We continue to watch events in Tunisia closely. We condemn the assassination of Opposition leader Chokri Belaid. We have watched the peaceful transference of the premiership from Prime Minister Jebali to Prime Minister designate Laarayedh, which has been accompanied by strong statements by those in Tunisia about their adherence to democracy and building democratic institutions.
Matters relating to dates and timings of the constitution and everything else remain unclear. We have seen nothing at this stage to suggest that any date should be affected, but a new Government have not yet been formed. The Prime Minister designate has until the end of this week to create a Government. There may be an extension after that, but hopes are high that that Government will be confirmed. It will then be easier to see what dates will follow for the other parts of the democratic process of rebuilding.
I do not want to accuse the Minister of being complacent, because I tend to agree with him on Tunisia, but there is no constitution and no set date for the elections. Before the leader of the Opposition was assassinated, he said that anybody criticising the Government would be taken out, in effect, and there is video evidence of direct links between the ruling party and al-Qaeda. Should the Minister not reassess his policy?

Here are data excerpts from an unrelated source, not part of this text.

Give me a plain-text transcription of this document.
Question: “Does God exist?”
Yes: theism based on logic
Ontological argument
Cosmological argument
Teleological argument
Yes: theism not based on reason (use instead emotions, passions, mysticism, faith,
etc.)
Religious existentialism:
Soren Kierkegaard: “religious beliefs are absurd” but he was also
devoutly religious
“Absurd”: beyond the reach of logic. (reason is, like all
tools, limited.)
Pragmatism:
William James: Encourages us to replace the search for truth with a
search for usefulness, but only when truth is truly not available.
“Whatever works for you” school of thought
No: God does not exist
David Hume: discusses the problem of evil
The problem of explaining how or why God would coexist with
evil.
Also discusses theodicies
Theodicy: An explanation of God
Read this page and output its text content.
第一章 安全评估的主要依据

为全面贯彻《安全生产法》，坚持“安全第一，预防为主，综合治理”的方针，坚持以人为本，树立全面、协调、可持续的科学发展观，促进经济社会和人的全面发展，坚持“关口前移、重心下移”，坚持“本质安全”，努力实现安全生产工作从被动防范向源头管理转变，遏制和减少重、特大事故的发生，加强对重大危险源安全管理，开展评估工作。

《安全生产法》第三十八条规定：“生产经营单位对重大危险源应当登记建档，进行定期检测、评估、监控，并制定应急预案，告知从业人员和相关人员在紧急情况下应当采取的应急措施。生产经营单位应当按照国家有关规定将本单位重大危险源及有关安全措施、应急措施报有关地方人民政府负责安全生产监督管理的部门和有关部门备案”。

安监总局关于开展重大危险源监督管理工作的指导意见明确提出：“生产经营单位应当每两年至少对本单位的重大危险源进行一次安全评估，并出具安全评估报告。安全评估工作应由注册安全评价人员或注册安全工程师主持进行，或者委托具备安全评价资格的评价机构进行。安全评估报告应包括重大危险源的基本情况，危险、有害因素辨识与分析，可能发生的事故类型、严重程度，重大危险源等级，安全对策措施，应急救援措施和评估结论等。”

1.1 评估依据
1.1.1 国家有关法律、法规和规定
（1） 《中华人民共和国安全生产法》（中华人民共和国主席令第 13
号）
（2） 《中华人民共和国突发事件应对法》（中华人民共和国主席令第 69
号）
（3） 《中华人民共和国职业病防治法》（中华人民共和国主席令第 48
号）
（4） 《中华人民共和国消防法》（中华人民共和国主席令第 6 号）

I am not quite sure what reassessment the hon. Gentleman is asking for. As I have said, we are monitoring events as closely as we can. We are engaged with a variety of projects for democracy building in Tunisia, yet the constitutional processes being undergone are for Tunisians themselves. I spoke to our deputy head of mission just this morning. The streets are calm; people are expecting a Government to be formed at the end of the week. They are well aware of the difficulties of forming the Government and of the pressures between the political parties, but as he said, there are grounds for some optimism. These are obviously difficult days for Tunisia, but the fact that the process has been handled democratically and peacefully to date is much to be welcomed, and we will continue to encourage it.
I am sure the Minister can agree that Tunisia has made remarkable progress in its transition to democracy. For quite some time it has led the way in the region, but the inevitable wobble has now happened. Can he say what role the Deauville partnership has in helping the political, social and economic transition to democracy?
I very much appreciate what my hon. Friend says. There has been good progress, but we must all be clear that each state is different. These events in the Arab world will take time and there will inevitably be progress, both forwards and backwards. Tunisia is facing its own difficulties, but facing up to them well. The Prime Minister has made it clear that, as part of our responsibilities for the G8, the Deauville partnership will be reinvigorated to ensure that economic support is available to countries in transition. We believe that the G8 process this year will be able to deliver economic benefits to countries in transition such as Tunisia, which will be of enormous help to them.
Does my hon. Friend agree that building a stable democracy takes a long time? After all, it has taken us 800 years and it is far from perfect. Should not those of us who support the democratic changes in north Africa and the middle east therefore exercise both patience and perseverance?
My hon. Friend puts it very well. There is a great risk of trying to see all political developments through the prism of 24-hour news or a rolling news programme. These things will not be settled quickly. I suspect that we will not know the outcome of the Arab spring even by the time most of us have finished our period in Parliament. My hon. Friend is right: this will need patience. Equally, the commitment of those such as the United Kingdom to democracy-building institutions—which we are involved in through the Arab partnership and other partners—is a vital part of the process, if it is to be a success.
When President Marzouki came to Britain last autumn, he stressed the vital importance of establishing a broad-based constitution. In view of the difficult atmosphere following the death of Chokri Belaid, what specific actions are the UK Government taking to support the development of democracy, perhaps through Arab Partnership projects? This is an absolutely crucial time for Tunisia.
It certainly is. The hon. Gentleman is right to point to our engagement, through Arab Partnership, in various democracy-building processes. We are expecting a number of projects to be developed during the course of this year, at a cost of some £2.5 million, and we will be looking to develop projects on election monitoring, on the support of political parties and on democracy building. We are constantly looking, with the Tunisians, at what they will find most effective. Last year, one of the most effective projects was to help them to move their state broadcasting company into a public broadcasting company. Such efforts to open up democracy to more people are a vital part of the process that we hope will lead to the establishment of a new constitution in the time scale already set out by the Tunisians.
21. There are 60 British companies currently operating in Tunisia, compared with 1,800 French ones. What steps is my hon. Friend’s Department undertaking with UK Trade & Investment to ensure greater British economic engagement with Tunisia? (145895)
We continue to encourage more UKTI missions to Tunisia. Through the G8 process, there will be a major investment conference later this year for all those countries involved in transition, at which UK companies will be able to look at the opportunities that are available to them in Tunisia. We want UK companies to be prepared to take more risk. We are sometimes told by nations abroad that they see more of other countries’ companies than our own, but we do not believe that that is necessarily the case. We want to encourage British companies to become involved, and Tunisia presents a series of fine opportunities.